Aku kembali menatapnya, "Emm, mau ke kampungnya orang. Hehehe."
"Mubalig?"
"Eh, kok tahu?" heranku, padahal aku belum memberitahu.
"Pakaian Kakak mengatakan kalau Kakak mubalig. Lagi pula, tiap tahun desa saya juga sering kedatangan mubalig bila menjelang Ramadan. Kakak dari pesantren ya?" terkanya.
"I-iya," jawabku.
Wanita itu tersenyum. Benar-benar wanita cerdas.
"Kamu tinggal di—"
"Mobil saya sudah tiba, duluan ya, Kak. Assalamualaikum." Perkatanyaannya memotong pertanyaanku yang setengah berucap begitu sebuah mobil hitam mengkilap terparkir tepat di depan kami. Wanita itu segera menarik kopernya, memasukkan dalam bagasi mobil.

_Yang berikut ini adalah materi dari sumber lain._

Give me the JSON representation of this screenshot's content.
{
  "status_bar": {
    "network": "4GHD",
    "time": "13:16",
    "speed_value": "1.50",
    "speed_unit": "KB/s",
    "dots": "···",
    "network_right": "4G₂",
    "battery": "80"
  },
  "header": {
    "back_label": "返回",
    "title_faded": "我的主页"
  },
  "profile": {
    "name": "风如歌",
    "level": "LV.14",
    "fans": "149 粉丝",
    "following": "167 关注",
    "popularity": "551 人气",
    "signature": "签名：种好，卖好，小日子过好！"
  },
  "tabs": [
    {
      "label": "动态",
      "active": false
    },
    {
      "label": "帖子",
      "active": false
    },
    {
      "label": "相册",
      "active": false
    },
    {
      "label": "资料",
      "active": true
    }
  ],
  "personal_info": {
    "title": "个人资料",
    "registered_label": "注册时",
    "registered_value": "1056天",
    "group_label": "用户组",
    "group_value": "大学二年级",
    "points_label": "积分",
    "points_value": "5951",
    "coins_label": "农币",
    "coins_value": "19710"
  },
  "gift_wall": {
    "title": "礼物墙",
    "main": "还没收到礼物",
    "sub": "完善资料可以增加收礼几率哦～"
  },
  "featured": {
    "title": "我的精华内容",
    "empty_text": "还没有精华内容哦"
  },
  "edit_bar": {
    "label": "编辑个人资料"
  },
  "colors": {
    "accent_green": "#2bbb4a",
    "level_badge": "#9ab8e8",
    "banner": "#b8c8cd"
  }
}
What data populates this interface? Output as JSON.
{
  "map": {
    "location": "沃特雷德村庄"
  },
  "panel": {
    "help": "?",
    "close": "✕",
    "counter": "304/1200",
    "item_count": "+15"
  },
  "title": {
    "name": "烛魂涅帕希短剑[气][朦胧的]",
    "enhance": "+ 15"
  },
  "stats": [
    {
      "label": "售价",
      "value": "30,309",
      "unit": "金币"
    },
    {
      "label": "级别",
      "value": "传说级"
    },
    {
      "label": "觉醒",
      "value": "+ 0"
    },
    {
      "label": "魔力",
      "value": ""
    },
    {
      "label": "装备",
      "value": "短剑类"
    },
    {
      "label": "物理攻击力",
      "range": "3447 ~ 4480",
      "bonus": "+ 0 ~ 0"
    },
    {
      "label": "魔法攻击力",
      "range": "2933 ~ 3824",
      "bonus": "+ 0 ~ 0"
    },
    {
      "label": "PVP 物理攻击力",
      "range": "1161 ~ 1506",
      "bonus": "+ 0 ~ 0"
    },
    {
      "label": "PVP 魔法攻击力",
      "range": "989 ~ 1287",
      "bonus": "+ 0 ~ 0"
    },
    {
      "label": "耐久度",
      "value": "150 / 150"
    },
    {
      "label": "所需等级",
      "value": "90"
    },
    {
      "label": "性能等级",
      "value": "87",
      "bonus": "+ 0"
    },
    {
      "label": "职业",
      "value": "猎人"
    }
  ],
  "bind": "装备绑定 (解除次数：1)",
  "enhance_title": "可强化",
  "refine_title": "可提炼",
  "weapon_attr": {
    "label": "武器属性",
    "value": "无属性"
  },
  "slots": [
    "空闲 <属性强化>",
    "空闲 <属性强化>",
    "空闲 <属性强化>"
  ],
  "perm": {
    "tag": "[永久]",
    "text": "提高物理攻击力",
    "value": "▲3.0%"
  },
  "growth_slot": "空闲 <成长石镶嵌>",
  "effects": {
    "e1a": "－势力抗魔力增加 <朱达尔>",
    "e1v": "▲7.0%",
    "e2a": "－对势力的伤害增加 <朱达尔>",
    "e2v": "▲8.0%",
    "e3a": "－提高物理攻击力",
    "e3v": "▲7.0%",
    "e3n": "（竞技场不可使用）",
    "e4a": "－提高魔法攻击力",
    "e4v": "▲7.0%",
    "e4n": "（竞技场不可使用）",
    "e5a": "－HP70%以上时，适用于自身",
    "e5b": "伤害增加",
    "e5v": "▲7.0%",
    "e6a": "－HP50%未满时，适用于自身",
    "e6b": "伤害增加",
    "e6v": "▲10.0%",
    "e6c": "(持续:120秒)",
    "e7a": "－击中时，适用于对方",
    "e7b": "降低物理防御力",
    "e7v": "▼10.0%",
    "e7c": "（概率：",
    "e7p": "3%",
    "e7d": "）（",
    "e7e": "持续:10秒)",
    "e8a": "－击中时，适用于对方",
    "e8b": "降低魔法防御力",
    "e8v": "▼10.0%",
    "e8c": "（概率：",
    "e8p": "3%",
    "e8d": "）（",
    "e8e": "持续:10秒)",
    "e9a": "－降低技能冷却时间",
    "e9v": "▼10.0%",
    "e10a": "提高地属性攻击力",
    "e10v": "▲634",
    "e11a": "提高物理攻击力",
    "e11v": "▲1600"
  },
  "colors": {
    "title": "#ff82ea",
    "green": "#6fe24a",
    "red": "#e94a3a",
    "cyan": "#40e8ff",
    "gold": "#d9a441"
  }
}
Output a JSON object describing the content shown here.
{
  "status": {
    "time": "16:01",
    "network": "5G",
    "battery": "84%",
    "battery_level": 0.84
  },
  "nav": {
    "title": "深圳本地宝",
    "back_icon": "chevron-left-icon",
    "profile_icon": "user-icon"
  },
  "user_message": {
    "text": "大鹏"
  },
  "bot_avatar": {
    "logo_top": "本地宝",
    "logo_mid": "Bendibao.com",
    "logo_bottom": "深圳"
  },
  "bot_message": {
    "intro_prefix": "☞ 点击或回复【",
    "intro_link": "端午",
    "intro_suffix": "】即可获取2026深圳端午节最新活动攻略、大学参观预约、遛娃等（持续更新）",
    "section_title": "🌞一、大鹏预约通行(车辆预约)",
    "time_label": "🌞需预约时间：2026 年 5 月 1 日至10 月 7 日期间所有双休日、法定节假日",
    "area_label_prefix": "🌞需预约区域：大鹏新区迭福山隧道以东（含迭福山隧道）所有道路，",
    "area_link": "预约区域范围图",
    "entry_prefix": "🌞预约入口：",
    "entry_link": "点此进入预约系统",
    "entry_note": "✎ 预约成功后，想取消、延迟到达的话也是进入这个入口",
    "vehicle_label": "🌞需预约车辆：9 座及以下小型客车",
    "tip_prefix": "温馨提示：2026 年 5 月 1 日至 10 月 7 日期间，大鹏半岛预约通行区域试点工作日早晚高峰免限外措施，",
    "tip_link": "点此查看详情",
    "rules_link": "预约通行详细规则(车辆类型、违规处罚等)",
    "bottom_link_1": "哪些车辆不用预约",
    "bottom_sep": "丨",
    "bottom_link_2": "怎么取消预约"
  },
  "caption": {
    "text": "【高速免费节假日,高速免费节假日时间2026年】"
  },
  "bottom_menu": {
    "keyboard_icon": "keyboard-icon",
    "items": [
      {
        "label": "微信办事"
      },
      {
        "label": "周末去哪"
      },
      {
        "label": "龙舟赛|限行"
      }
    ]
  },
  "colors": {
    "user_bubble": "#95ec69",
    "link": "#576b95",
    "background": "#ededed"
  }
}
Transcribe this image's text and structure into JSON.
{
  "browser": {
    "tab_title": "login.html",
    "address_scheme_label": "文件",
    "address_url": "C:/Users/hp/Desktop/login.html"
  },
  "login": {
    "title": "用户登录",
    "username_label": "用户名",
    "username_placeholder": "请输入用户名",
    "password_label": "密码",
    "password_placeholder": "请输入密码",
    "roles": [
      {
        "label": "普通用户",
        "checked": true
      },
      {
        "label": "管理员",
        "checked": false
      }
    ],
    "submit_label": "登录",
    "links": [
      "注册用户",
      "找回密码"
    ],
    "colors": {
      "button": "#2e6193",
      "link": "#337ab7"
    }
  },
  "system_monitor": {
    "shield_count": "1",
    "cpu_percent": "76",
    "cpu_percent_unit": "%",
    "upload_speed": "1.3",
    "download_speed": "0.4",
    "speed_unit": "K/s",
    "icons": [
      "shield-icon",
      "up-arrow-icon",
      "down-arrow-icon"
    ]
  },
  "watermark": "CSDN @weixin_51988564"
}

"Waalaikumussalam," jawabku.
Sempat tersenyum padaku, sebelum akhirnya masuk ke mobil yang akan membawanya ke pondok yang ia tuju. Sedikit kecewa karena tak sempat berkenalan dengan dirinya. Kembali aku mengedarkan pandangan, menenggelamkan diri pada hilir-mudiknya pengendara di jalanan.
⸙⸙⸙
Uni's Pov
Udara segar langsung menerpaku saat membuka sedikit jendela mobil, merayuku untuk terlelap namun mataku pun sepertinya tak mau kalah ia mencoba mengalahkan terpaan angin yang begitu menggoda. Memaksa tetap terbuka, menikmati pemandangan yang tersaji sepanjang perjalanan. Pohon-pohon yang berbaris rapi terlihat berlari-larian, satu-dua kulihat hewan menyeberang di jalan, entah itu sapi, kambing, atau ayam.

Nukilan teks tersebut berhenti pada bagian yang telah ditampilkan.